Unmmaned Drones Slated To Replace U-2
The unmanned aerial vehicle that is supposed to replace the U-2 spy plane when it is retired next year is over budget and behind schedule, and the acquisition program is being restructured for the fourth time, according to government documents.
The Pentagon reported to Congress earlier this month that the Northrop Grumman-built Global Hawk UAV is more than 25 percent over budget. The Government Accountability Office reported in March that the program has experienced 166 percent cost growth over the projected costs in 2001. The Defense Department has spent more than $6 billion on the program since its inception a decade ago.

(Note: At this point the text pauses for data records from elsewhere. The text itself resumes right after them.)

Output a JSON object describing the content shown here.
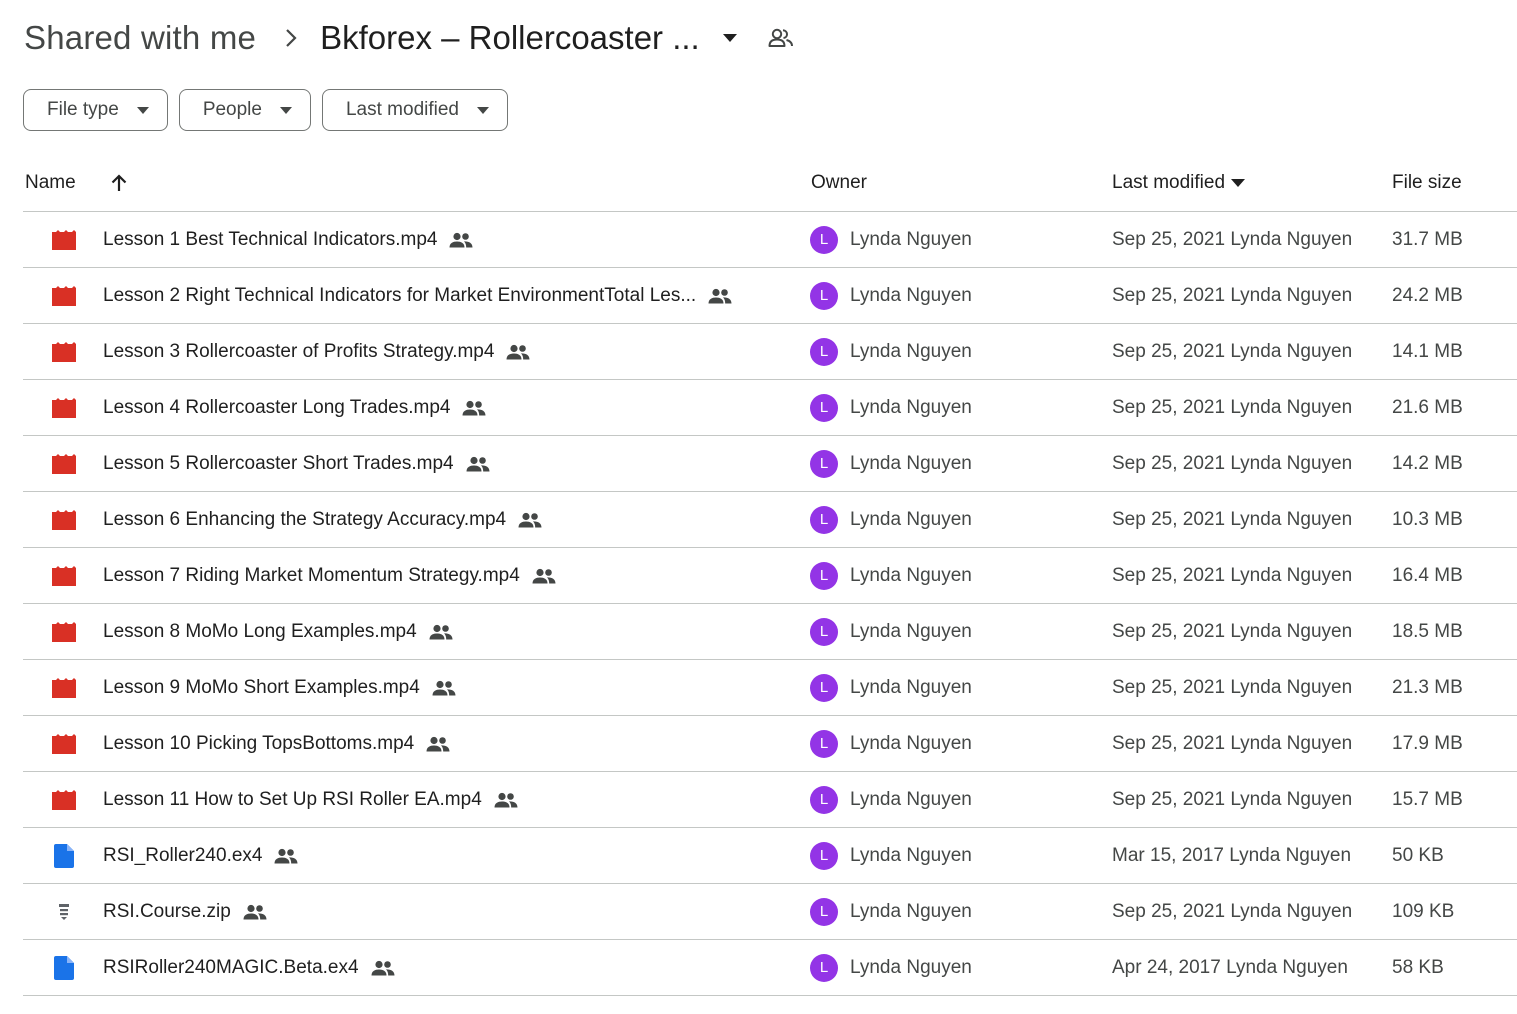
{
  "breadcrumb": {
    "root": "Shared with me",
    "separator_icon": "chevron-right-icon",
    "current": "Bkforex – Rollercoaster ...",
    "caret_icon": "arrow-drop-down-icon",
    "shared_icon": "people-outline-icon"
  },
  "filters": [
    {
      "label": "File type"
    },
    {
      "label": "People"
    },
    {
      "label": "Last modified"
    }
  ],
  "table": {
    "columns": {
      "name": "Name",
      "owner": "Owner",
      "last_modified": "Last modified",
      "file_size": "File size"
    },
    "sort_icon": "arrow-upward-icon",
    "rows": [
      {
        "icon": "video",
        "name": "Lesson 1 Best Technical Indicators.mp4",
        "avatar": "L",
        "owner": "Lynda Nguyen",
        "modified": "Sep 25, 2021 Lynda Nguyen",
        "size": "31.7 MB"
      },
      {
        "icon": "video",
        "name": "Lesson 2 Right Technical Indicators for Market EnvironmentTotal Les...",
        "avatar": "L",
        "owner": "Lynda Nguyen",
        "modified": "Sep 25, 2021 Lynda Nguyen",
        "size": "24.2 MB"
      },
      {
        "icon": "video",
        "name": "Lesson 3 Rollercoaster of Profits Strategy.mp4",
        "avatar": "L",
        "owner": "Lynda Nguyen",
        "modified": "Sep 25, 2021 Lynda Nguyen",
        "size": "14.1 MB"
      },
      {
        "icon": "video",
        "name": "Lesson 4 Rollercoaster Long Trades.mp4",
        "avatar": "L",
        "owner": "Lynda Nguyen",
        "modified": "Sep 25, 2021 Lynda Nguyen",
        "size": "21.6 MB"
      },
      {
        "icon": "video",
        "name": "Lesson 5 Rollercoaster Short Trades.mp4",
        "avatar": "L",
        "owner": "Lynda Nguyen",
        "modified": "Sep 25, 2021 Lynda Nguyen",
        "size": "14.2 MB"
      },
      {
        "icon": "video",
        "name": "Lesson 6 Enhancing the Strategy Accuracy.mp4",
        "avatar": "L",
        "owner": "Lynda Nguyen",
        "modified": "Sep 25, 2021 Lynda Nguyen",
        "size": "10.3 MB"
      },
      {
        "icon": "video",
        "name": "Lesson 7 Riding Market Momentum Strategy.mp4",
        "avatar": "L",
        "owner": "Lynda Nguyen",
        "modified": "Sep 25, 2021 Lynda Nguyen",
        "size": "16.4 MB"
      },
      {
        "icon": "video",
        "name": "Lesson 8 MoMo Long Examples.mp4",
        "avatar": "L",
        "owner": "Lynda Nguyen",
        "modified": "Sep 25, 2021 Lynda Nguyen",
        "size": "18.5 MB"
      },
      {
        "icon": "video",
        "name": "Lesson 9 MoMo Short Examples.mp4",
        "avatar": "L",
        "owner": "Lynda Nguyen",
        "modified": "Sep 25, 2021 Lynda Nguyen",
        "size": "21.3 MB"
      },
      {
        "icon": "video",
        "name": "Lesson 10 Picking TopsBottoms.mp4",
        "avatar": "L",
        "owner": "Lynda Nguyen",
        "modified": "Sep 25, 2021 Lynda Nguyen",
        "size": "17.9 MB"
      },
      {
        "icon": "video",
        "name": "Lesson 11 How to Set Up RSI Roller EA.mp4",
        "avatar": "L",
        "owner": "Lynda Nguyen",
        "modified": "Sep 25, 2021 Lynda Nguyen",
        "size": "15.7 MB"
      },
      {
        "icon": "doc",
        "name": "RSI_Roller240.ex4",
        "avatar": "L",
        "owner": "Lynda Nguyen",
        "modified": "Mar 15, 2017 Lynda Nguyen",
        "size": "50 KB"
      },
      {
        "icon": "zip",
        "name": "RSI.Course.zip",
        "avatar": "L",
        "owner": "Lynda Nguyen",
        "modified": "Sep 25, 2021 Lynda Nguyen",
        "size": "109 KB"
      },
      {
        "icon": "doc",
        "name": "RSIRoller240MAGIC.Beta.ex4",
        "avatar": "L",
        "owner": "Lynda Nguyen",
        "modified": "Apr 24, 2017 Lynda Nguyen",
        "size": "58 KB"
      }
    ]
  },
  "colors": {
    "video_icon": "#d93025",
    "doc_icon": "#1a73e8",
    "zip_icon": "#5f6368",
    "avatar_bg": "#9334e6",
    "divider": "#c4c7c5"
  }
}
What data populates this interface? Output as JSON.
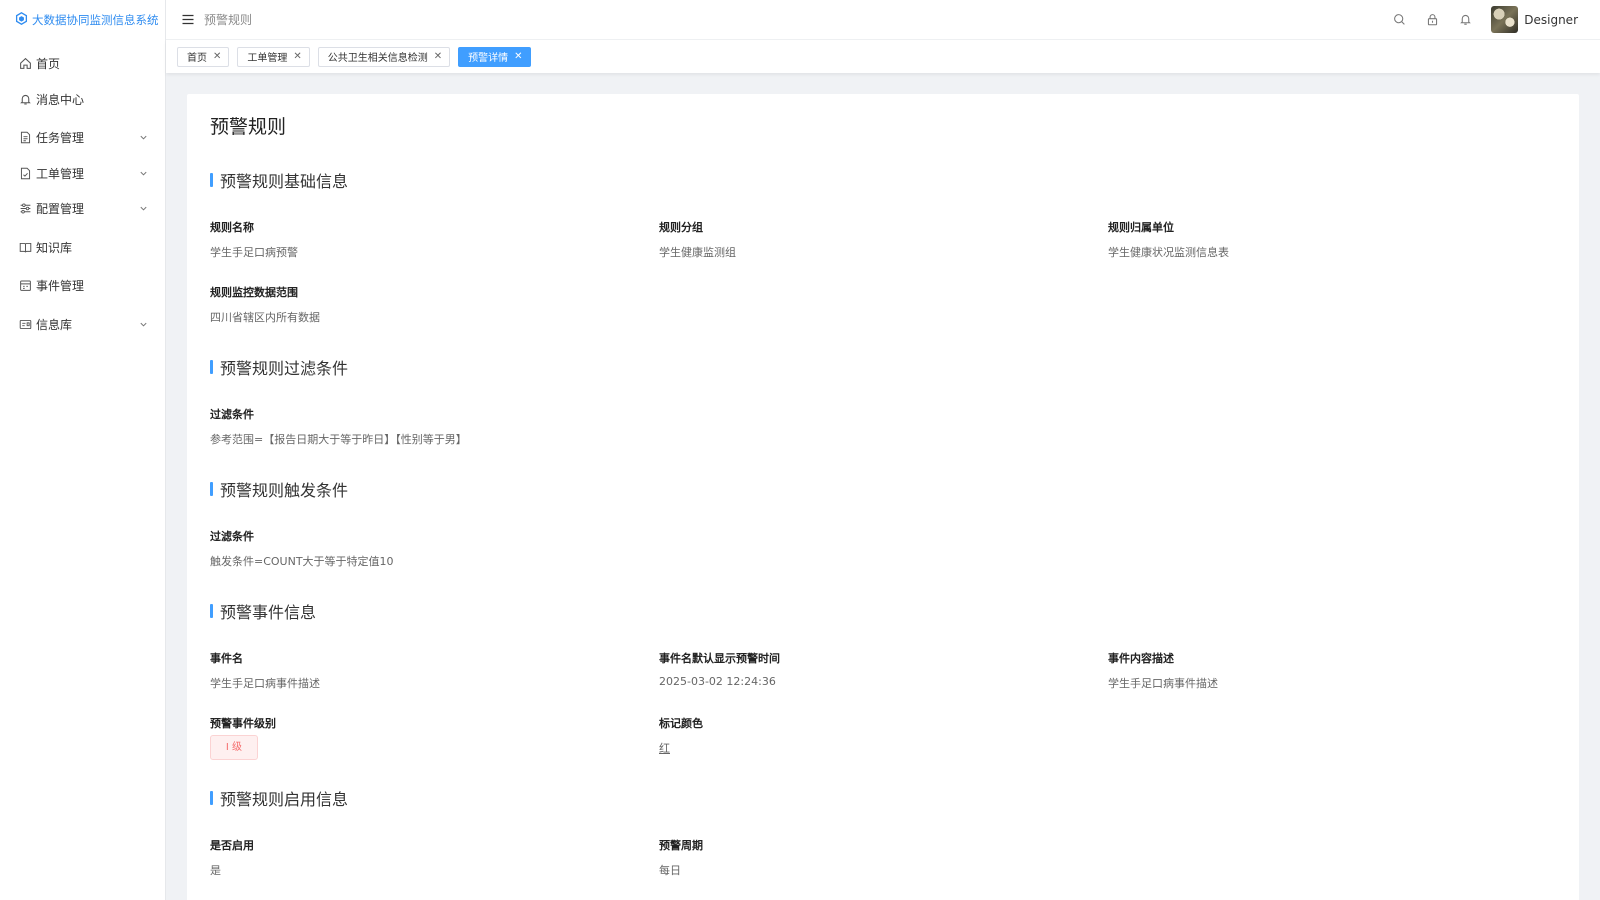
{
  "app": {
    "title": "大数据协同监测信息系统"
  },
  "sidebar": {
    "items": [
      {
        "label": "首页",
        "icon": "home-icon"
      },
      {
        "label": "消息中心",
        "icon": "bell-icon"
      },
      {
        "label": "任务管理",
        "icon": "document-icon",
        "expandable": true
      },
      {
        "label": "工单管理",
        "icon": "clipboard-check-icon",
        "expandable": true
      },
      {
        "label": "配置管理",
        "icon": "sliders-icon",
        "expandable": true
      },
      {
        "label": "知识库",
        "icon": "book-icon"
      },
      {
        "label": "事件管理",
        "icon": "calendar-icon"
      },
      {
        "label": "信息库",
        "icon": "id-card-icon",
        "expandable": true
      }
    ]
  },
  "header": {
    "breadcrumb": "预警规则",
    "username": "Designer",
    "icons": [
      "search-icon",
      "lock-icon",
      "bell-icon"
    ]
  },
  "tabs": [
    {
      "label": "首页",
      "active": false
    },
    {
      "label": "工单管理",
      "active": false
    },
    {
      "label": "公共卫生相关信息检测",
      "active": false
    },
    {
      "label": "预警详情",
      "active": true
    }
  ],
  "page": {
    "title": "预警规则",
    "sections": {
      "basic": {
        "title": "预警规则基础信息",
        "rule_name_label": "规则名称",
        "rule_name": "学生手足口病预警",
        "rule_group_label": "规则分组",
        "rule_group": "学生健康监测组",
        "rule_unit_label": "规则归属单位",
        "rule_unit": "学生健康状况监测信息表",
        "scope_label": "规则监控数据范围",
        "scope": "四川省辖区内所有数据"
      },
      "filter": {
        "title": "预警规则过滤条件",
        "label": "过滤条件",
        "value": "参考范围=【报告日期大于等于昨日】【性别等于男】"
      },
      "trigger": {
        "title": "预警规则触发条件",
        "label": "过滤条件",
        "value": "触发条件=COUNT大于等于特定值10"
      },
      "event": {
        "title": "预警事件信息",
        "name_label": "事件名",
        "name": "学生手足口病事件描述",
        "default_time_label": "事件名默认显示预警时间",
        "default_time": "2025-03-02 12:24:36",
        "desc_label": "事件内容描述",
        "desc": "学生手足口病事件描述",
        "level_label": "预警事件级别",
        "level": "I 级",
        "color_label": "标记颜色",
        "color": "红",
        "color_hex": "#f56c6c"
      },
      "enable": {
        "title": "预警规则启用信息",
        "enabled_label": "是否启用",
        "enabled": "是",
        "period_label": "预警周期",
        "period": "每日"
      }
    }
  },
  "colors": {
    "accent": "#409eff",
    "danger": "#f56c6c"
  }
}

The effect of the cost growth and the delays is that the program has run afoul of the Nunn-McCurdy Act, which is meant to warn Congress when acquisition costs on individual programs climb more than 15 percent. The Office of the Secretary of Defense must now certify that Global Hawk is necessary to national security, that costs are now under control -- the reason for the restructuring -- and that no alternatives exist that can provide equal or greater military capability at less cost.
That certification will be complete by June 5, according to Air Force spokesman Doug Karas.
The case will be a hard to make to proponents of the U-2 "Dragon Lady" spy plane, which the Air Force has decided to retire between 2007 and 2011, in part to free up money to fund the Global Hawk program. Retiring the U-2 by 2011 will save the Air Force about $1 billion and 3,300 personnel slots in operating costs, according to Defense Department budget documents.
However, the U-2 fleet is capable of flying until 2050, due to engine and cockpit upgrades over the last 10 years, according to the Congressional Research Service.
The Global Hawk cost overruns and development program restructuring come at a bad time for the UAV program and for the Pentagon, as Congress is now marking up the fiscal year 2007 budget, and may prohibit retirement of the U-2 until Global Hawk's problems are behind it.
The U-2 and the Global Hawk have long been in competition for scarce intelligence and reconnaissance funding. Five years ago, then-Air Force Secretary F. Whitten Peters suggested the termination of the U-2 program in 2011 to free up funding to boost production of the nascent Global Hawk. That and other attempts to retire the U-2 have been rebuffed by Congress, which is now deliberating whether to allow the Pentagon to retire the U-2.
Model Global Hawks have already been in the fight in Iraq and Afghanistan, flying more than 5,400 combat hours over the last four years. Two Global Hawks are at work on continuous intelligence surveillance and reconnaissance missions over the Middle East.
The Global Hawk will replace U-2s in three places -- Korea, Cyprus and the Middle East.
The Global Hawk began life in the mid 1990s as an advanced concept technology demonstration project, with the goal of a $10 million per aircraft fly away cost. Since it was transitioned into a traditional program in 2001, that cost has grown to $43 million for the aircraft and sensors on the smaller RQ-4A version. Northrop Grumman is working on a larger aircraft with more power and capability. That aircraft, the RQ-4B, will cost $56 million, according to company estimates. The B is scheduled to debut in November 2006 at the earliest.
The unmanned Global Hawk can fly twice as far as the U-2 and remain on station for three times as long. However, the U-2 can carry twice the payload of the Global Hawk "A" model. The U-2's superior electrical power increases some of the capabilities of its onboard sensors. The next generation of the Global Hawk -- the B model -- is slated to boost its payload weight and an electrical generator to roughly match the U-2, according to information provided by prime contractor Northrop Grumman.
However, according to Air Force charts obtained by United Press International, the Global Hawk will fall short of the U-2 in key areas for several years. It will not be able to match the U-2's synthetic aperture radar, electro-optical and infrared capabilities at least through 2012. When the "B" model is introduced -- and if it works as advertised -- it will largely close those gaps, according to Air Force and company officials.
The U-2 has at least one capability the Global Hawk is not planned to match -- that of broad area synoptic coverage, according to Air Force charts.
BAS is a static photograph taken of an enormous area, the dimensions of which are classified. Such imagery is used both for treaty verification and also in preparation for battles; a single shot can show how an entire enemy force is arrayed on the battlefield. Follow up shots then can track movements.
The U-2s BAS was used to chart the devastation of Hurricane Katrina, according to a program source.
Satellites do not provide those broad pictures, but rather create less accurate "mosaics" through smaller area pictures taken over a longer time period, after which they are then pieced together by intelligence analysts.